When asked about the criticism from Gutierrez, a White House official told ABC News: “The President has been clear since the campaign that he does not intend to for health insurance reform to cover undocumented immigrants. He does believe, however, that Latinos are among those with the most to gain from health insurance reform that provides more stability to those who have health insurance, access to quality coverage for those who don’t, and lowers costs for everyone. We look forward to working with the Congressional Hispanic Caucus to make that vision a reality.”

Asked on Monday if the political will exists to pass comprehensive immigration reform, Gutierrez said that the Congressional Hispanic Caucus could learn how to leverage its power by studying the Blue Dogs, a group of conservative Democrats who won concessions earlier this year on the overall price tag of health-care reform.
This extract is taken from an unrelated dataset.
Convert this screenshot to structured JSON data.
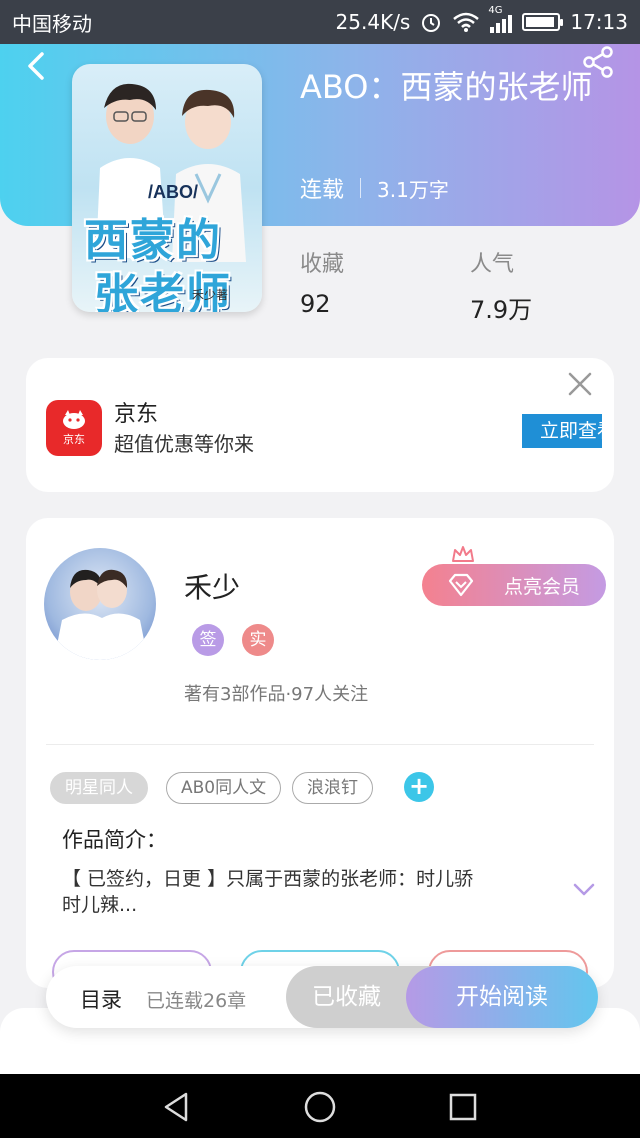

"One of the things that I did notice was that there was a group of Blue Dogs," said Gutierrez. "And they spoke to health care reform. And they said: 'we’re not going to vote.' Did you notice that?."

"I think that the Hispanic Congressional Caucus, with their friends and their allies, have to think at a strategic point," Gutierrez continued. "At which point do we say: 'I'm not going to cooperate any more'?"

"There won't be true reform in this country until the most vulnerable among us have their rights respected here," he added.

Gutierrez's remarks, which were made in Spanish, were translated by ABC News. The accuracy of the translation was verified by an aide to Gutierrez.